Tstars-Tryon 1.0: Robust and Realistic Virtual Try-On for Diverse Fashion Items

Mengting Chen,Zhengrui Chen,Yongchao Du,Zuan Gao,Taihang Hu,Jinsong Lan,Chao Lin,Yefeng Shen,Xingjian Wang,Zhao Wang,Zhengtao Wu,Xiaoli Xu,Zhengze Xu,Hao Yan,Mingzhou Zhang,Jun Zheng,Qinye Zhou,Xiaoyong Zhu,Bo Zheng

from arxiv, 24 pages, model evaluation report

Recent advances in image generation and editing have opened new opportunities for virtual try-on. However, existing methods still struggle to meet complex real-world demands. We present Tstars-Tryon 1.0, a commercial-scale virtual try-on system that is robust, realistic, versatile, and highly efficient. First, our system maintains a high success rate across challenging cases like extreme poses, severe illumination variations, motion blur, and other in-the-wild conditions. Second, it delivers highly photorealistic results with fine-grained details, faithfully preserving garment texture, material properties, and structural characteristics, while largely avoiding common AI-generated artifacts. Third, beyond apparel try-on, our model supports flexible multi-image composition (up to 6 reference images) across 8 fashion categories, with coordinated control over person identity and background. Fourth, to overcome the latency bottlenecks of commercial deployment, our system is heavily optimized for inference speed, delivering near real-time generation for a seamless user experience. These capabilities are enabled by an integrated system design spanning end-to-end model architecture, a scalable data engine, robust infrastructure, and a multi-stage training paradigm. Extensive evaluation and large-scale product deployment demonstrate that Tstars-Tryon1.0 achieves leading overall performance. To support future research, we also release a comprehensive benchmark. The model has been deployed at an industrial scale on the Taobao App, serving millions of users with tens of millions of requests.

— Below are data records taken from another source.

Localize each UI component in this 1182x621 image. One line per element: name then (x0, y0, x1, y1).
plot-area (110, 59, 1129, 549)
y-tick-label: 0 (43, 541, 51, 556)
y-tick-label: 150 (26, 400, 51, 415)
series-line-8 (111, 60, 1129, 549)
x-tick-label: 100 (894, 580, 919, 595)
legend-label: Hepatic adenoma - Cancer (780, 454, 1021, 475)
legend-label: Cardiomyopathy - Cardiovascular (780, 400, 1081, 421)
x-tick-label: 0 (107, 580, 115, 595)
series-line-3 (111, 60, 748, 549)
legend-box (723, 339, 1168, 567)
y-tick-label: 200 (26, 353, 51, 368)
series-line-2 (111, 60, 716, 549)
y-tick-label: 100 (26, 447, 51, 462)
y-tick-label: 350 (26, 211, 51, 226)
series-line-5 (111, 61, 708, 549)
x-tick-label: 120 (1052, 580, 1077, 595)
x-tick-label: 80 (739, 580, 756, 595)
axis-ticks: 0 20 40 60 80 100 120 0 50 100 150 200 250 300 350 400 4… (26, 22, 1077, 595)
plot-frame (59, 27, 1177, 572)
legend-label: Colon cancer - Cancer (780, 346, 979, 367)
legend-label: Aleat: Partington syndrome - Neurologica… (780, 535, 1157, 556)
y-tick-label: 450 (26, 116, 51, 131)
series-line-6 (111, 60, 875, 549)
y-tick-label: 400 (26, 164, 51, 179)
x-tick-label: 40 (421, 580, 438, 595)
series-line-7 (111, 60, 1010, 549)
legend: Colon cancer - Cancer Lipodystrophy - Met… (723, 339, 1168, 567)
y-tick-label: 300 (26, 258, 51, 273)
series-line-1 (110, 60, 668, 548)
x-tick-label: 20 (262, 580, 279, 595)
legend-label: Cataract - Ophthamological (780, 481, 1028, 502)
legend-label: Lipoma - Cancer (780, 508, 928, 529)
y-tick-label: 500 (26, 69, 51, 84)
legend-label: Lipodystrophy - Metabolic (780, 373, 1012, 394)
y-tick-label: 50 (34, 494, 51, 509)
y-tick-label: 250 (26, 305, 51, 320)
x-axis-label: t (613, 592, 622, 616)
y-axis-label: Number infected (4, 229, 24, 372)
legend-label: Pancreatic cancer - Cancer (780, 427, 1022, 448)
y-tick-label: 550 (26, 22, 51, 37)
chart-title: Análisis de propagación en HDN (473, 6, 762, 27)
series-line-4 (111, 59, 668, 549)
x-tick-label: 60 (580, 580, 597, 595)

翻译：近年来，图像生成与编辑技术的进展为虚拟试穿开辟了新的可能性。然而，现有方法仍难以满足复杂的现实需求。我们提出Tstars-Tryon 1.0，一个具备鲁棒性、真实感、通用性及高效性的商业级虚拟试穿系统。首先，该系统在极端姿态、剧烈光照变化、运动模糊等复杂野外场景下均保持高成功率。其次，其生成结果高度逼真且细节丰富，能够忠实保留服装纹理、材质属性及结构特征，同时基本避免常见的人工智能生成伪影。第三，除服装试穿外，本模型支持跨8个时尚品类的灵活多图像合成（最多6张参考图像），并可对人身份与背景实现协调控制。第四，为克服商业部署的时延瓶颈，我们针对推理速度进行了深度优化，实现近乎实时的生成，以提供无缝用户体验。这些能力源于涵盖端到端模型架构、可扩展数据引擎、稳健基础设施及多阶段训练范式的集成系统设计。大量评估与规模化产品部署表明，Tstars-Tryon 1.0实现了业界领先的综合性能。为支持未来研究，我们还发布了综合性基准测试。该模型已在淘宝APP上实现工业级部署，服务数百万用户并处理数千万次请求。